À cette même heure, François de l’Étoile réfléchissait profondément.

Dans la cellule de Newgate, meublée d’un lit de fer, d’une tablette mobile, fixée au mur par des charnières et servant de table, de deux escabeaux rustiques, il se tenait assis, absorbé.

Sur la tablette, le sachet à lui remis dans l’après-midi par Tril, sorte de petite pochette de soie noire, sans aucune broderie. Auprès, une feuille de papier pelure sur laquelle s’alignaient les caractères décidés d’une « cursive » un peu grosse, dans laquelle un graphologue eût deviné à première vue, les « dominantes » de la résolution et de la franchise.

Puis, enfin, un de ces petits « paquets » dans lesquels les pharmaciens « chemists » en Angleterre, dosent leurs poudres.

Une poudre multicolore formait un monceau minuscule sur le papier. On eût dit de la poussière de confettis.

Et François considérait alternativement la lettre et la substance pulvérisée.

Après un moment, il reprit la missive ; à mi-voix, il la relut. Elle portait ceci :

« À sir François de l’Étoile, Engineer.

------ « Monsieur,

Qui je suis ? c’est la première question à laquelle votre esprit s’arrêtera, et je pense juste d’y répondre.

Mon nom, Jud Allan, ne vous dira rien ; mon titre, roi des lads, ne vous instruira pas davantage. Pour que vous me connaissiez un peu, je me vois obligé à une sorte d’autobiographie. Je m’exécute d’ailleurs volontiers, car je souhaite gagner votre confiance.

Abandonné, avant que mon cerveau pût avoir conscience de la signification tragique du mot abandon, j’ai grandi au hasard, étudiant de visu la condition misérable de l’enfant privé de l’appui de la famille. La honte, le crime, la misère, s’abattant sur les pauvres êtres.

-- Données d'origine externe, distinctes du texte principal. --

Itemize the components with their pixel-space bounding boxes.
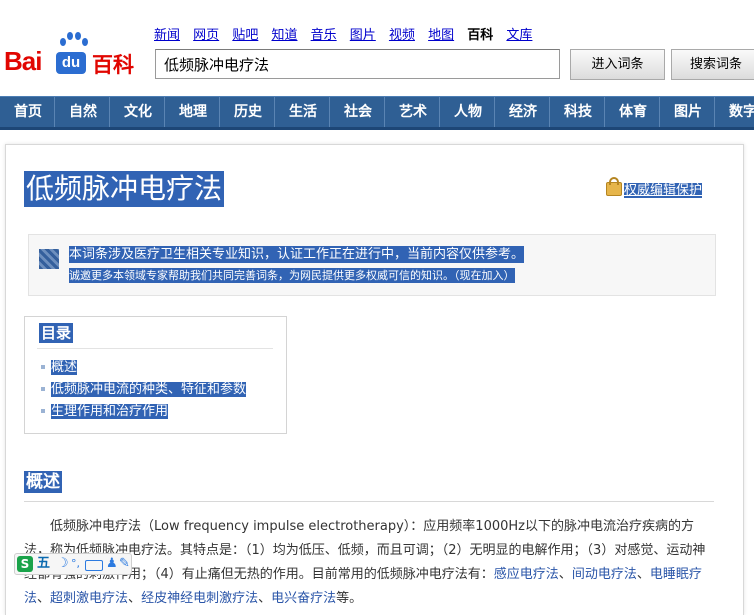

J’eus l’ardent désir de les arracher à leur détresse. Un heureux concours de circonstances me permit de réaliser ce rêve. Aujourd’hui, les pauvres boys errants, les tristes girls sans foyer, forment le plus puissant syndicat des États-Unis. Le syndicat des « petits », comme on dit là-bas. Grâce à leurs ressources, à leur entente, ils s’assurent des emplois où ils sont traités convenablement, rémunérés de façon suffisante.